The situation of agricultural workers remained particularly precarious, with similar patterns of exploitation throughout the sector. Labor recruiters enticed families to work during harvests with verbal promises of decent wages and a good standard of living. Rather than receiving daily wages once a week, as mandated by law, day laborers had to meet certain harvest quotas to receive the promised wage. Wages were illegally withheld until the end of the harvest to ensure that the workers did not leave. Civil society organizations alleged that workers were prohibited from leaving by threats of violence or by nonpayment of wages. Workers had to buy food and other items at the company store at high markups, at times leaving them with no money at the end of the harvest after settling debts. Civil society groups reported families living in inhuman conditions, with inadequate and cramped housing, no access to clean water or bathrooms, insufficient food, and without medical care. With no access to schools or child care, many workers took their children to work in the fields.

Occupational Safety and Health: The law requires employers to observe occupational safety and health regulations, issued jointly by the STPS and Institute for Social Security. Legally mandated joint management and labor committees set standards and are responsible for overseeing workplace standards in plants and offices. Individual employees or unions may complain directly to inspectors or safety and health officials. By law workers may remove themselves from situations that endanger health or safety without jeopardy to their employment. The STPS has the authority to order labor inspections at any time in the event of labor law violations, imminent risk to employees, or workplace accidents. Penalties for law violations regarding occupational safety and health regulations were commensurate with those for other similar laws but were rarely enforced.

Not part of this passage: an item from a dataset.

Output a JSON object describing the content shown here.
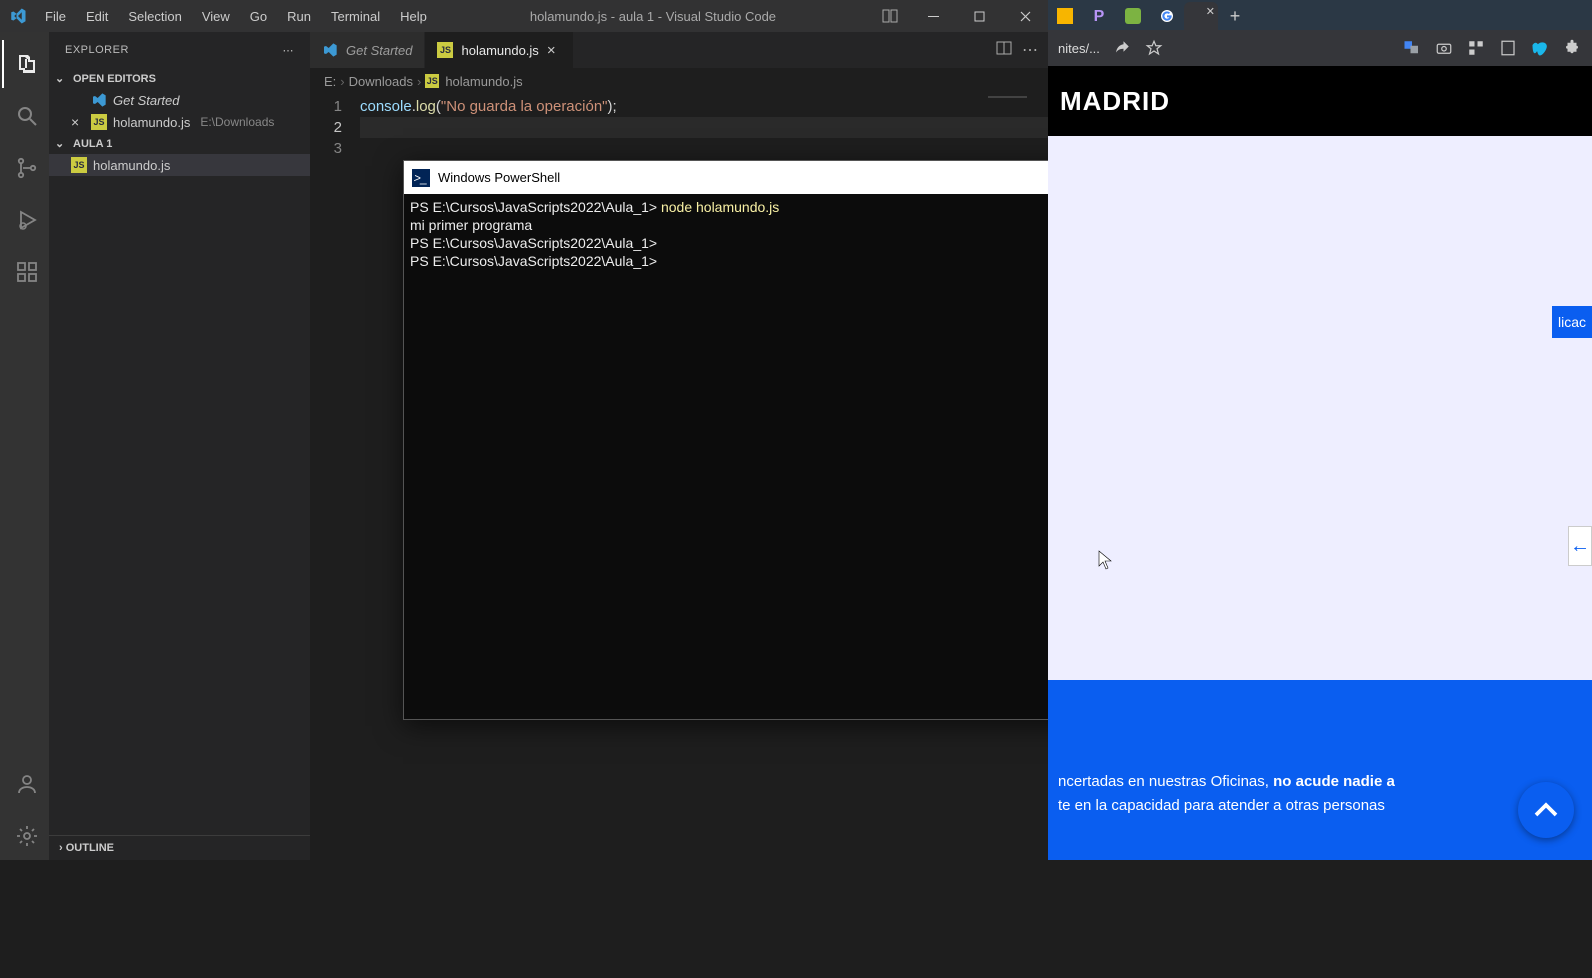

News reports indicated poor working conditions in some factories. These included low wages, contentious labor management, long work hours, unjustified dismissals, a lack of social security benefits, unsafe workplaces, and no freedom of association. Many women working in the industry reported suffering some form of abuse.

According to data from the Mexican Social Security Institute, in 2020 there were approximately 278,000 workplace accidents, resulting in 666 deaths.

Hundreds of thousands of workers continued to work in foreign-owned factories, mainly in northern border states, producing electronics, medical equipment, and auto parts. Several outbreaks of COVID-19 resulted in multiple deaths. Some companies reportedly did not implement effective protective measures for employees, and one factory, owned by Eaton Corporation in Baja California, was operating illegally and was closed after it placed chains on its doors to prevent 800 workers from leaving.

Informal Sector: According to INEGI informal workers represented 56 percent of total workers in the country as of the second quarter of the year. Labor inspections focused on the formal sector, leaving informal workers with no labor law protection. Informal workers were in every sector of the economy, with agriculture as the sector with the greatest number of informal workers. While on average informal workers earned less than the minimum wage, in some areas, such as near the northern border, informal employment could pay more than formal employment in the manufacturing sector. Informal workers lacked access to social protection mechanisms such as health care and retirement benefits.